For most of my 25, almost 26, years I've been the world's BIGGEST people please-er. Not all of it was bad because I experienced a lot of smiles from people who genuinely needed help, a favor, or what have you. But then there are those people who just ask and ask and ask and ASK until there is a breaking point with the actual doer----->that would be me.
Today, I took in an experience of saying no to someone who over uses me and it was SO relieving. I know it's a small step for mankind and all but I just had to share that it felt good to say no and that sometimes it is okay.
I think attempting be an overachiever has caused myself a lot of anxiety. I constantly worried about what would happen if I actually said no and would the person's world be turned upside down?

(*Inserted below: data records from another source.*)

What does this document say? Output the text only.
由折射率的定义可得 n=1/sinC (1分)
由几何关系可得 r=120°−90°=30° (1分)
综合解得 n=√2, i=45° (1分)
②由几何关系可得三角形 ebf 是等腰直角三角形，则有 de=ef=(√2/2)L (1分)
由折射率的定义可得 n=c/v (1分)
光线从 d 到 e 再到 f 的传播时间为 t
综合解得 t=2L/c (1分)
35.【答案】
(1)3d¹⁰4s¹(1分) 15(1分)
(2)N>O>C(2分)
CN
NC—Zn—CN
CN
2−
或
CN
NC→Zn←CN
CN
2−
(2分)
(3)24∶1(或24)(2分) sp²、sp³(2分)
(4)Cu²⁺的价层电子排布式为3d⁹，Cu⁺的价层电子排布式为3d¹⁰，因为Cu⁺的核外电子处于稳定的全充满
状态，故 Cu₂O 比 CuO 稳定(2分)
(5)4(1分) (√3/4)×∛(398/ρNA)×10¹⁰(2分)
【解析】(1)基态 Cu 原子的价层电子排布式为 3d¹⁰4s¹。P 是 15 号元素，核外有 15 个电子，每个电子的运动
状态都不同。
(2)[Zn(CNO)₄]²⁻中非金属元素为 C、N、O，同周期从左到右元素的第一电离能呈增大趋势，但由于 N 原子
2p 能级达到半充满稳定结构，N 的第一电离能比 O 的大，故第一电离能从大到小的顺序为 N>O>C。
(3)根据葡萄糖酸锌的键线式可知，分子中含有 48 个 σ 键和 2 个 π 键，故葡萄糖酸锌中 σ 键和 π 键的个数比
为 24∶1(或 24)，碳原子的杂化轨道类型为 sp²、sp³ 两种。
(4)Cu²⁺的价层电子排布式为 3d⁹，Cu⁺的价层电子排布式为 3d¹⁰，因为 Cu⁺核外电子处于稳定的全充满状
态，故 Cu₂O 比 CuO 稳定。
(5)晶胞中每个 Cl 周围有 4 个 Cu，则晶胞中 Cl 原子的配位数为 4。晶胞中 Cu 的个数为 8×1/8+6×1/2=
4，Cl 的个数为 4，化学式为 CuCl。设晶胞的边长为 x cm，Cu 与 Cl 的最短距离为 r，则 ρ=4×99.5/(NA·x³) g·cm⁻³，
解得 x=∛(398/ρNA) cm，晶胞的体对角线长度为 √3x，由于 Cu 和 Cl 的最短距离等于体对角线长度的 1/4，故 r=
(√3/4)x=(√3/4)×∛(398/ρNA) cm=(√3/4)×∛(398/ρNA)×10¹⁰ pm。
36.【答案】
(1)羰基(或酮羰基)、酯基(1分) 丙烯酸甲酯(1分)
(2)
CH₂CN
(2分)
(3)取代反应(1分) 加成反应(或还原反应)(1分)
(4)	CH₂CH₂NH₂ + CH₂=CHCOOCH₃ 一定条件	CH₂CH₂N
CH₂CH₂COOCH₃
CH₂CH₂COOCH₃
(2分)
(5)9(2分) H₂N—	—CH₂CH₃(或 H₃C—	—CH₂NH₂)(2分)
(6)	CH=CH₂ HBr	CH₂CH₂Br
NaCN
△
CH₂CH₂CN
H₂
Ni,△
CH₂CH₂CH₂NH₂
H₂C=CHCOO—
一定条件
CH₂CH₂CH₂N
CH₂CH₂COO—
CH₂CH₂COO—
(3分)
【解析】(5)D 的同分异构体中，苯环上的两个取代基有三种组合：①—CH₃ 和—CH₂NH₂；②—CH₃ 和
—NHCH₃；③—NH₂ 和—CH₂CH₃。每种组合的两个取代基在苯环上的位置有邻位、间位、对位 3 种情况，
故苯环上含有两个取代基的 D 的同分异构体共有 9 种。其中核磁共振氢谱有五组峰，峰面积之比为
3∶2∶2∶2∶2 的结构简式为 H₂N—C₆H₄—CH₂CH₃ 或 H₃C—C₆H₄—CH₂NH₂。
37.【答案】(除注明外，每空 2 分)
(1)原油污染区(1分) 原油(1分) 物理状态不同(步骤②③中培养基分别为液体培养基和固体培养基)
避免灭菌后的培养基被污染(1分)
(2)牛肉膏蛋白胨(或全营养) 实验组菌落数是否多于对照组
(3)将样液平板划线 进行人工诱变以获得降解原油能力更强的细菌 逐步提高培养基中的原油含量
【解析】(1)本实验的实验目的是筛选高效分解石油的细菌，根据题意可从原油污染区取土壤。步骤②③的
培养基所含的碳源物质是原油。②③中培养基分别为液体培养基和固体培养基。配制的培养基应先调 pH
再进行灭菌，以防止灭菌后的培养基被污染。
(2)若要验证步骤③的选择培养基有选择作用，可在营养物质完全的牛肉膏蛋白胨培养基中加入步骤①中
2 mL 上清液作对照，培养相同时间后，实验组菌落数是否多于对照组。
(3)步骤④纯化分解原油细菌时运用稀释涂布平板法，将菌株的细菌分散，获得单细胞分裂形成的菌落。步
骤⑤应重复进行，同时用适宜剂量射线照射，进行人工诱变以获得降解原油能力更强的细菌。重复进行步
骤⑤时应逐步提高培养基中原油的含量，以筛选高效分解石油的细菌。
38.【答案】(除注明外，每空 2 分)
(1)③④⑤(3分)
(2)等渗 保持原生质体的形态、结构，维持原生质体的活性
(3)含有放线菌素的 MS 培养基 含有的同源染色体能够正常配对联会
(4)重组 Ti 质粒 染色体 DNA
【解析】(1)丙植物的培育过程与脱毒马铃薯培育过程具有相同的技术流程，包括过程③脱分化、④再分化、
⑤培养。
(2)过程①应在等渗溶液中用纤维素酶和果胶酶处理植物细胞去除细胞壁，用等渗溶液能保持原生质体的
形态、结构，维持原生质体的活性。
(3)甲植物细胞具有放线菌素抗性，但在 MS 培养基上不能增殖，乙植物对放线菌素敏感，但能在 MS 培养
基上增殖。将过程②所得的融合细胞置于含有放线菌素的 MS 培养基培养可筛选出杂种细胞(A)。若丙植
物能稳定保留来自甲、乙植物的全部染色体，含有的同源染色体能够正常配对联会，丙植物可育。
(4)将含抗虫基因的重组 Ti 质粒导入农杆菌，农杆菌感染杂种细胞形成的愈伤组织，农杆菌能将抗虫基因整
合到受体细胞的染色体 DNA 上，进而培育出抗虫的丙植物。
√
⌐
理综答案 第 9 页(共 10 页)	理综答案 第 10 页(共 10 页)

Sometimes that's not the case at all and well sometimes it is, but no matter what, it's really not on you. When you have a pile a mile high on your own plate and another person tries to shove more, you have every right to say no.
For those of you who take advantage of people like me over and over again because you don't feel like doing the simplest or even hardest of actions...be an adult and just do it. It's a part of life we all have to deal with and it's not fair to others for you to shove your problems, inconveniences off on them.
Life lessons are hitting me hard these days and going through some of what I have lately, it's time to realize what's important. Right now, that's time and it's extremely valuable to me. Not only personal time but also at work. We only have so much of it and how can I ever accomplish what I need/want to if I'm always on every one's time except for mine?